Si la vague d’essais démocratiques du début des années 90 a laissé entrevoir beaucoup d’espoir chez les peuples africains, force est de constater que les exemples probants d’alternance à la suite d’une élection libre et honnête demeurent rares (Bénin, Ghana, Botswana). Même s’il ne s’agit pas d’une exclusivité africaine, les élections dans le continent noir sont souvent contestées et débouchent sur des vagues de violences (Kenya, Congo-Brazzaville, Gabon, RDC, Togo, etc.). Comment expliquer un tel phénomène ?
Afin de répondre à cette question, l’approche de l’économie des choix publics (public choice) semble pertinente. Dans cette approche, on considère qu’il n’y a pas d’Etat qui cherche l’intérêt général, mais seulement des hommes d’Etat (politiques et bureaucrates) qui se préoccupent en premier lieu de leur propre intérêt (recherche du pouvoir). Toujours dans cette approche, le processus des élections est considéré comme un marché : les offreurs sont les hommes politiques et les demandeurs sont les électeurs. Contre les votes des seconds, les premiers échangent des promesses électorales dans des domaines spécifiques. Bien évidemment, pour que les résultats du scrutin soient admis par tous les participants, ces derniers doivent observer un certain nombre de règles relatives à la concurrence loyale, c’est-à-dire des règles qui garantissent le bon fonctionnement du marché politique. En conséquence, si les élections en Afrique sont souvent contestées, c’est parce que les règles du bon fonctionnement du marché politique manquent ou lorsqu’elles existent, elles ne sont pas respectées.

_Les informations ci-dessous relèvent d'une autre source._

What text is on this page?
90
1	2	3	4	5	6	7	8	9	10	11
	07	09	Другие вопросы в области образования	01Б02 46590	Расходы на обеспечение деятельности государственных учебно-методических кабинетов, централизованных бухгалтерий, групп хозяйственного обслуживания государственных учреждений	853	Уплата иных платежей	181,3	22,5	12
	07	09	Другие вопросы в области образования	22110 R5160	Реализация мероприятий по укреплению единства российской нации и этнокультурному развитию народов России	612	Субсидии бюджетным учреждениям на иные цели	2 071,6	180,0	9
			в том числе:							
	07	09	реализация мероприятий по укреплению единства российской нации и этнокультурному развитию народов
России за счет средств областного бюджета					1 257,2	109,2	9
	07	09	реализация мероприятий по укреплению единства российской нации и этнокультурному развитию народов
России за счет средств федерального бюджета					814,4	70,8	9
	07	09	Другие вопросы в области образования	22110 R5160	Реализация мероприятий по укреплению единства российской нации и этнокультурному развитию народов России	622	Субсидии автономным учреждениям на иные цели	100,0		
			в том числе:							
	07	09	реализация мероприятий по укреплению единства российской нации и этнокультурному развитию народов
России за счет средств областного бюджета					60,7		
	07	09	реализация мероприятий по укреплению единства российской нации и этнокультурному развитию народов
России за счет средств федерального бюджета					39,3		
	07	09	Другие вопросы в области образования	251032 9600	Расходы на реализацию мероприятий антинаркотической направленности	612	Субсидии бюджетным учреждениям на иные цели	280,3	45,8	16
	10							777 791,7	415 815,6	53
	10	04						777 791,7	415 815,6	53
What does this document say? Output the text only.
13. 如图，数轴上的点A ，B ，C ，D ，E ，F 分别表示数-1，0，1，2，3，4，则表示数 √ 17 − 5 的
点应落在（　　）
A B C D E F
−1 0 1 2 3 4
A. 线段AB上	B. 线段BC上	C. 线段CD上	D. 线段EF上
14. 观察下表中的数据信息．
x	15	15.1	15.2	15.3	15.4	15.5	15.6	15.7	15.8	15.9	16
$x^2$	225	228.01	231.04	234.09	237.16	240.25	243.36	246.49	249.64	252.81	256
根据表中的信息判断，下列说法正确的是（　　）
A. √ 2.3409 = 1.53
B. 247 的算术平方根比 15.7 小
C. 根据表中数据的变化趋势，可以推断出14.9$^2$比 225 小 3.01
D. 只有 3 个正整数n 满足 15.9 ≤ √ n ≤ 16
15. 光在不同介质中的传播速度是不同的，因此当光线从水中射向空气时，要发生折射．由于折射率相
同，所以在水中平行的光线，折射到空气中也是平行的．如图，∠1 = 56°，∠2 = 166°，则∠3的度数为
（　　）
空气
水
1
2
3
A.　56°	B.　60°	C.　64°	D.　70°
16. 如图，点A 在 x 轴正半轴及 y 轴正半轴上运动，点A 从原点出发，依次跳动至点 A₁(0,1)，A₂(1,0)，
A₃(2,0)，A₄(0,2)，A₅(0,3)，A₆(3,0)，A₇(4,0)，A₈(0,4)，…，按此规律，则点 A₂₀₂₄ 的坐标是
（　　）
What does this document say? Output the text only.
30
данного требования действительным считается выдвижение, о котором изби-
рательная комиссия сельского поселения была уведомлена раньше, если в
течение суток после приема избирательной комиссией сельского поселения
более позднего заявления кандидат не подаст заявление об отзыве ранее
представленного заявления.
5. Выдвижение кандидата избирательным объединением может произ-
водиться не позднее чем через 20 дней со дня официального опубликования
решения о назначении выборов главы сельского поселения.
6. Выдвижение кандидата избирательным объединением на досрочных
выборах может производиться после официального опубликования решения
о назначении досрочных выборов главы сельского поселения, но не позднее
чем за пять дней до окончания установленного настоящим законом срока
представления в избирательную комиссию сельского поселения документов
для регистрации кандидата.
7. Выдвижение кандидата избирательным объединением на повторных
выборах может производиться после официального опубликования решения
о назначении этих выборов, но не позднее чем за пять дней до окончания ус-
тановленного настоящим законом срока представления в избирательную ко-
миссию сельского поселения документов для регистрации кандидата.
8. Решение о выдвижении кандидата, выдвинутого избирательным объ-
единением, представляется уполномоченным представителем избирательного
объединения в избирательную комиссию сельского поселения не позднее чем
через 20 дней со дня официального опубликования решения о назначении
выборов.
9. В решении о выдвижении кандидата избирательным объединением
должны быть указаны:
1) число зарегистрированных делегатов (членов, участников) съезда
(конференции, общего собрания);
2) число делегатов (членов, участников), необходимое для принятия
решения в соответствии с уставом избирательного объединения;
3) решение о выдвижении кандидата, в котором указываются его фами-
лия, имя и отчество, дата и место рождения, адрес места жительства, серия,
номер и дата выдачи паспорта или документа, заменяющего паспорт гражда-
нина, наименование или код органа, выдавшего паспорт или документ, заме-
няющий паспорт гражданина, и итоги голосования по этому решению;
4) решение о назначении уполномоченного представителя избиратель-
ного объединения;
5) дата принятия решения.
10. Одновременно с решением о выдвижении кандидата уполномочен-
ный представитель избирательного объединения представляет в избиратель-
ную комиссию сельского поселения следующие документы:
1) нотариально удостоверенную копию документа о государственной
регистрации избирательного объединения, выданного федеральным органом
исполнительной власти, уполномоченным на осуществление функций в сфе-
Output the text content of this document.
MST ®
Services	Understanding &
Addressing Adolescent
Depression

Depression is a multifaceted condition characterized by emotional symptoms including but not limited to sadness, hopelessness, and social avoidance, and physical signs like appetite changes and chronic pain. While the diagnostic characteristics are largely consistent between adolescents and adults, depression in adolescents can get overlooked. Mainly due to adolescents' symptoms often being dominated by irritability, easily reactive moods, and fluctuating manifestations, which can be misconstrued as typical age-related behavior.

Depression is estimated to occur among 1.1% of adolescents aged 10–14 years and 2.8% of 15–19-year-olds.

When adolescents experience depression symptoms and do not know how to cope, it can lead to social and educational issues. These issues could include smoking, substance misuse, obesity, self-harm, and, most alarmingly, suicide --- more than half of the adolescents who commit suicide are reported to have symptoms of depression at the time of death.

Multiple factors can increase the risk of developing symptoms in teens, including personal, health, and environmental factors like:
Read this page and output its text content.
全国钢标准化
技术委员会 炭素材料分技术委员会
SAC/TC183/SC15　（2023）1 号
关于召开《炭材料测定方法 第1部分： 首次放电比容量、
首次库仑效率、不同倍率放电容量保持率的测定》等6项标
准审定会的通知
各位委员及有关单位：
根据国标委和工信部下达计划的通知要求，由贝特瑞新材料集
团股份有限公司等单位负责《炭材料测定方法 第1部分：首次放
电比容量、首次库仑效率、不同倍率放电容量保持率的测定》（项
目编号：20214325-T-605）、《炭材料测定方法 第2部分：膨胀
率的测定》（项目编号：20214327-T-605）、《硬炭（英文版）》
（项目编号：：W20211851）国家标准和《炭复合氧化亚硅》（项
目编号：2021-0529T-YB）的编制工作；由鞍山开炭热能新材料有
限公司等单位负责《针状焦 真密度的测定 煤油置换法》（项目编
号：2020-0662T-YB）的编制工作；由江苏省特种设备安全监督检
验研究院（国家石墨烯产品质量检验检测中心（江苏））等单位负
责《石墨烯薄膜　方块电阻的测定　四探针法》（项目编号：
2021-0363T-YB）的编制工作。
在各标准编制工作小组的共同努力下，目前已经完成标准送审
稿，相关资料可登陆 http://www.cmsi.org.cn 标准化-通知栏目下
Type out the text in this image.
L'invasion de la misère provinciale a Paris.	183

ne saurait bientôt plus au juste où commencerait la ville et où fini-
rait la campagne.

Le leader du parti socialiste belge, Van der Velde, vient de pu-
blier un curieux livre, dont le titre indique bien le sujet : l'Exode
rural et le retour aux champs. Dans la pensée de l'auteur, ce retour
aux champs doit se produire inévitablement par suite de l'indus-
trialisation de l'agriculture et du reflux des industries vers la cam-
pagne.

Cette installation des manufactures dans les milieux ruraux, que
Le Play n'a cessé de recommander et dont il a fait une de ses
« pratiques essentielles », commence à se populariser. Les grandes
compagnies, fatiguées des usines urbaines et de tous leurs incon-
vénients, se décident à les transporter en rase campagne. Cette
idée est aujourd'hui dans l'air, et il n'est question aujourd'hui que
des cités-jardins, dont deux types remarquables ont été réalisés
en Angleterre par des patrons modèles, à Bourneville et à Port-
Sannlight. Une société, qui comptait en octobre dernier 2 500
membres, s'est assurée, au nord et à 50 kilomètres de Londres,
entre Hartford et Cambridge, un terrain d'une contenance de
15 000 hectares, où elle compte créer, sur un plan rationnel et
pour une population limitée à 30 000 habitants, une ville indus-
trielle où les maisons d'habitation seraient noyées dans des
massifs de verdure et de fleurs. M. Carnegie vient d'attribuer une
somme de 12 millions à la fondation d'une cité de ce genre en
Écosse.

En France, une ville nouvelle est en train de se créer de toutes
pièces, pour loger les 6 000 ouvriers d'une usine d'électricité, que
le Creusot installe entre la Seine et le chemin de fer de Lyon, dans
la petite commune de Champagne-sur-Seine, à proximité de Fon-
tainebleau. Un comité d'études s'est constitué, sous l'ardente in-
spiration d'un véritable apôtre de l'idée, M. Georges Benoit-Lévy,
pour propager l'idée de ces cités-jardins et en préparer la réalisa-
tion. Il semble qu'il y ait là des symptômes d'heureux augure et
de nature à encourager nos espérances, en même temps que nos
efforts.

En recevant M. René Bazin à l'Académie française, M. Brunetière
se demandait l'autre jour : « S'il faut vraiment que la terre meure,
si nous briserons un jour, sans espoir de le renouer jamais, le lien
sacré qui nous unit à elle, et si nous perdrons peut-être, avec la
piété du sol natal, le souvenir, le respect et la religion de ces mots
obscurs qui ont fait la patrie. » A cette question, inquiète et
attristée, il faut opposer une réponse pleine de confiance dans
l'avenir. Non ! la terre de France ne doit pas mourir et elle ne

De quelles règles s’agit-il ?
Qui dit marché politique dit échange entre les électeurs et les candidats, un échange qui ne peut avoir lieu sans le respect du droit de vote des premiers et du droit d’éligibilité des seconds. Malheureusement, les listes électorales sont souvent tripatouillées et le découpage électoral manipulé. Ce qui donne lieu à des listes fantaisistes et à des situations «coquasses». A titre d’exemple, lors de la récente élection d’Ali Bongo, on a compté plus de 2 millions d’électeurs inscrits, alors que le pays ne compte qu’environ 1,4 million habitants. Par ailleurs, il a été relevé l’inscription sur les listes de personnes décédées et d’enfants. L’ingérence de l’appareil étatique, souvent au profit des candidats sortants, n’est pas autre chose qu’une violation du droit de vote des électeurs. Par conséquent, l’échange (l’élection) n’est plus bénéfique et la concurrence est faussée. Ce qui explique le sentiment d’injustice des électeurs africains et, par là-même, les mouvements de violences post-électorales.
Bien que les candidats soient de plus en plus nombreux à se présenter aux élections, notamment présidentielles, le candidat ne peut s’approprier totalement le fruit de son travail (campagne électorale) dans la mesure où son droit d’éligibilité est violé.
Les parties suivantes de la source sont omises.